The principles underlying the changes to GCSE maths are sound. But the practicalities are less so. For a start, where will all the extra teachers come from?

When Michael Gove announced last November that maths GCSE was going to get tougher, I doubt many of us realised just how tough. From September, it will almost double in size.

The new qualification will provide greater challenge for the most able students. This is a welcome change; it will better prepare students for the demands of maths A-level. At present a student can get an A* in maths GCSE if they are bright and hard-working, even if they have gaps in their underlying mathematical understanding. From 2017, the top grade will be much harder to achieve and will require deep conceptual understanding of a broad range of mathematical topics, as well as strong reasoning and problem-solving skills.

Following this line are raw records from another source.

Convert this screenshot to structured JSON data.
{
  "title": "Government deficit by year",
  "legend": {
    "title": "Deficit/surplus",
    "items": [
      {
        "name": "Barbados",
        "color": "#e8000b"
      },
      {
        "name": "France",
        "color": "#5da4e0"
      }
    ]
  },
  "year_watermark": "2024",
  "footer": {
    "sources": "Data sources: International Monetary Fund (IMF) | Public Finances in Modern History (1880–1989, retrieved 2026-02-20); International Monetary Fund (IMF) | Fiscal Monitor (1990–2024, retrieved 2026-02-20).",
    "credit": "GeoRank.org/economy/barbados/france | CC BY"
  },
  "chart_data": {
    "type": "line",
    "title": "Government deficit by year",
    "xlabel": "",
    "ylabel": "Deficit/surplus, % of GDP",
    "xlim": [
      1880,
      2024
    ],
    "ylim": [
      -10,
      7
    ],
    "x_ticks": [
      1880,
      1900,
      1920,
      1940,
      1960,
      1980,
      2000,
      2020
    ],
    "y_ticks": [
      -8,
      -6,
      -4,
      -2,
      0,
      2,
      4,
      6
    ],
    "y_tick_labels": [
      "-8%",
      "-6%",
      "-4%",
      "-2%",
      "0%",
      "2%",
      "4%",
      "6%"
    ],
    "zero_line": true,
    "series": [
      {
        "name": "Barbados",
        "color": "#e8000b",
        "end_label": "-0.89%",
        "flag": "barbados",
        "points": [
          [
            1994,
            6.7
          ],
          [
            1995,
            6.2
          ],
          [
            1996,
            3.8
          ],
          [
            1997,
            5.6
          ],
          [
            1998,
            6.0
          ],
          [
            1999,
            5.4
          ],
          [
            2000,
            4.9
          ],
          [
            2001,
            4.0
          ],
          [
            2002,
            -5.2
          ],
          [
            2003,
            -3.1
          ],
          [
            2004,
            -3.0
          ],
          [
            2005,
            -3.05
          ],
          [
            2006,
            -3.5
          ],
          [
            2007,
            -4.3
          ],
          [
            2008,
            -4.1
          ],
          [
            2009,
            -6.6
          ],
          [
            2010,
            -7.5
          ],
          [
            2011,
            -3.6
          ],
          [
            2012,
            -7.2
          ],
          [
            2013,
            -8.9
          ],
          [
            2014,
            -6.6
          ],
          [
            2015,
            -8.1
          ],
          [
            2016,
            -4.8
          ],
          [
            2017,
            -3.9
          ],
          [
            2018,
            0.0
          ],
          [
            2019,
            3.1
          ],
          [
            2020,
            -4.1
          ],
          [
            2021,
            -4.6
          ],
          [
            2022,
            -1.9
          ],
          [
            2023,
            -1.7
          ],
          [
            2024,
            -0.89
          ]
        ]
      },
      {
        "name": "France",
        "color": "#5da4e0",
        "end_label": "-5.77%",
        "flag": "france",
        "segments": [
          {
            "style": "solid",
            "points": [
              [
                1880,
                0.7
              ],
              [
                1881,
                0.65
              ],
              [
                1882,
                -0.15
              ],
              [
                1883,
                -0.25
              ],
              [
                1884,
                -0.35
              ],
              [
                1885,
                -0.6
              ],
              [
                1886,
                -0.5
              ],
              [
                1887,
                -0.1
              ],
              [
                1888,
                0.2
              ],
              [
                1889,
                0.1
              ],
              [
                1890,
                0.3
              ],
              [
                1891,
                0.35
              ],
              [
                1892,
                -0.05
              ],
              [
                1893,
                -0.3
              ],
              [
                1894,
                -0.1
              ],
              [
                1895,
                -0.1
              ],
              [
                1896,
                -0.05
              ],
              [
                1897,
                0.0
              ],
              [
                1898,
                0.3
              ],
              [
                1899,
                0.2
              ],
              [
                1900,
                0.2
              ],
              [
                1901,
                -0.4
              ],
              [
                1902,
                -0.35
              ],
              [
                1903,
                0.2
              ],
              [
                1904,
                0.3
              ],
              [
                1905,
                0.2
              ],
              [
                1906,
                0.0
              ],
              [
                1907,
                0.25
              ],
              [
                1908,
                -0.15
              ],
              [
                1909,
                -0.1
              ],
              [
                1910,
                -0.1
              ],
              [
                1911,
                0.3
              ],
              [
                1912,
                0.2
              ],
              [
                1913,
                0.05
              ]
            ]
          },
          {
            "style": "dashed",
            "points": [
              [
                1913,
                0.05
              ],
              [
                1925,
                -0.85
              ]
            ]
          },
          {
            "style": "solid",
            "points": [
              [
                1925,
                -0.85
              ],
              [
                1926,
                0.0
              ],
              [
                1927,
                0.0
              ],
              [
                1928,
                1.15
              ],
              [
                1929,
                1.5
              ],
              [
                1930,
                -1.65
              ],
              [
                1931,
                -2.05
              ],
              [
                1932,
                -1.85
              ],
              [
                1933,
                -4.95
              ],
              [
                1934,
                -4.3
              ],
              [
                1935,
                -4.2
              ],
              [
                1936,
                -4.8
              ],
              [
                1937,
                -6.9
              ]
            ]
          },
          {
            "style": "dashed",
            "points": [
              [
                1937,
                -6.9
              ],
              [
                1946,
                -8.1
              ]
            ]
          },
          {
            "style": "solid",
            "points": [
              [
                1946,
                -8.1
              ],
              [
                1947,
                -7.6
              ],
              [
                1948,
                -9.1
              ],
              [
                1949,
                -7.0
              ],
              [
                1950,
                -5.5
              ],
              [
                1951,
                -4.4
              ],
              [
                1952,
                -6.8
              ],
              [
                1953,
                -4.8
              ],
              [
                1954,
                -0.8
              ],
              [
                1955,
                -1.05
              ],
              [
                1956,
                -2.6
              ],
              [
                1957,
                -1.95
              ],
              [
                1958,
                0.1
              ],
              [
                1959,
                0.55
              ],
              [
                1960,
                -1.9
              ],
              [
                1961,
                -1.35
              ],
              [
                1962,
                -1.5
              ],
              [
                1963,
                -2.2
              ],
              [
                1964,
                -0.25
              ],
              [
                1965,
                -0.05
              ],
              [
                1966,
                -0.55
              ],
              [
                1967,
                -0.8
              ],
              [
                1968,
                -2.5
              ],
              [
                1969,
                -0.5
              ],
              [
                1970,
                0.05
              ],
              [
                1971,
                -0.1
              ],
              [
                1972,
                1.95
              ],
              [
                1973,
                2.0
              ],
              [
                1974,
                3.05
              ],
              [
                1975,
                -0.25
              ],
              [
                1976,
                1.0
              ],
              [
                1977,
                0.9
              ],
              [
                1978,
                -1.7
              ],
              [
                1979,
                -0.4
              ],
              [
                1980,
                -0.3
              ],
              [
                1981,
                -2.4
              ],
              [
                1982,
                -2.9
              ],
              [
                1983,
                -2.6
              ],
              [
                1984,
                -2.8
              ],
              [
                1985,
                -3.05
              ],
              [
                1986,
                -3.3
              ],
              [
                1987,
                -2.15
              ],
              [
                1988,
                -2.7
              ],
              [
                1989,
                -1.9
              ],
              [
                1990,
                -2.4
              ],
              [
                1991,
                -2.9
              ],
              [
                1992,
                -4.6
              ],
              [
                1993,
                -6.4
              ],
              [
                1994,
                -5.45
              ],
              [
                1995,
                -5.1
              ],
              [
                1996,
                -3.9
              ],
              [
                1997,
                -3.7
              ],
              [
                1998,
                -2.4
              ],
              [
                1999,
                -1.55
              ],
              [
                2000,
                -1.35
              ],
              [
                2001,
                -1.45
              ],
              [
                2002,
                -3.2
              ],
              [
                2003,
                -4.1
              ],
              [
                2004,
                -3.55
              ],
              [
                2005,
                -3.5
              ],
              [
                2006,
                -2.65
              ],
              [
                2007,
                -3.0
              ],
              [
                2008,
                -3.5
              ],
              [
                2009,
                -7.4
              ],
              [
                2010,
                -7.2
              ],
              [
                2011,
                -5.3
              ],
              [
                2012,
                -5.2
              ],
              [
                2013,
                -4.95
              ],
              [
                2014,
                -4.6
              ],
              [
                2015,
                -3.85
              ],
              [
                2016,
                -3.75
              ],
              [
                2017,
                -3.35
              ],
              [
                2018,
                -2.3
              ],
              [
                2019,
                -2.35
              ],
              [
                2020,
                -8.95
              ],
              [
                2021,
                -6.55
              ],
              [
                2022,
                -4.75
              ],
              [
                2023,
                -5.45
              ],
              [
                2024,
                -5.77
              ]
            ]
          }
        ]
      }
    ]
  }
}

The changes to the foundation tier focus on ensuring that every student masters fundamental maths. The syllabus now includes a large number of topics previously reserved for higher tier students, including quadratic equations and trigonometry.

Given that students often start year 7 sometimes not knowing their times-tables and even unable to tell the time, this will be challenging. At secondary school we have five years to build up their confidence and to develop their mathematical fluency and understanding of a broad curriculum. It’s a daunting task, but entirely worthwhile.

The reforms value mathematics as fundamental to facilitating learning in other subjects and the principles underlying the changes to GCSE are sound. Unfortunately the practicalities are less so.

Mr Gove’s announcement anticipated that schools would want to increase time spent teaching maths. Given the amount of new topics there is clearly a need for a significant increase in contact time, and not just at GCSE. To master the underlying conceptual knowledge, more maths teaching time is also needed at key stage 3.

Entire cohorts will sit their exams in 2017 woefully unprepared

Proactive schools are ahead of the game – they have already implemented new schemes of work, accompanied by an increased number of maths lessons at both key stages 3 and 4. In many cases, time at key stage 4 has been found by reducing the number of GCSEs taken by the 2017 cohort. Where key stage 3 maths teaching time has been increased, this may have been achieved by reducing lessons in subjects such as dance or drama.

Schools that choose not to increase maths teaching time are likely come unstuck two years from now. They may end up rushing through the syllabus or simply be unable to complete it. Entire cohorts will sit their exams in 2017 woefully unprepared. Why aren’t these schools following the government’s advice to increase
teaching time in maths? In most cases it’s because they will be unable to staff the additional lessons.

And here we have the real problem. To add an extra hour a week of maths lessons, schools will need to recruit an additional maths teacher. This is where the plan starts to fall apart. Currently around one in five schools has a vacancy in maths – and the recruitment crisis is worsening. With the requirements of the new GCSE, plus the introduction of the new core maths post-16 qualifications, the number of vacancies is set to rise dramatically this year. Where will the teachers come from to fill them? Demand is increasing at the same time that supply is falling.

Has the government put the cart before the horse? Before devising a new qualification that requires additional teachers, they should have ensured a sufficient supply of maths teachers. This isn’t just a recruitment crisis. It’s a failure of education for a generation of young people. It’s a catastrophe for the country. The government is concerned about the UK’s global competitiveness and they’ve determined that maths education is the key. But without teachers, we can’t implement their policies. It doesn’t take a mathematician to see that the numbers just don’t add up.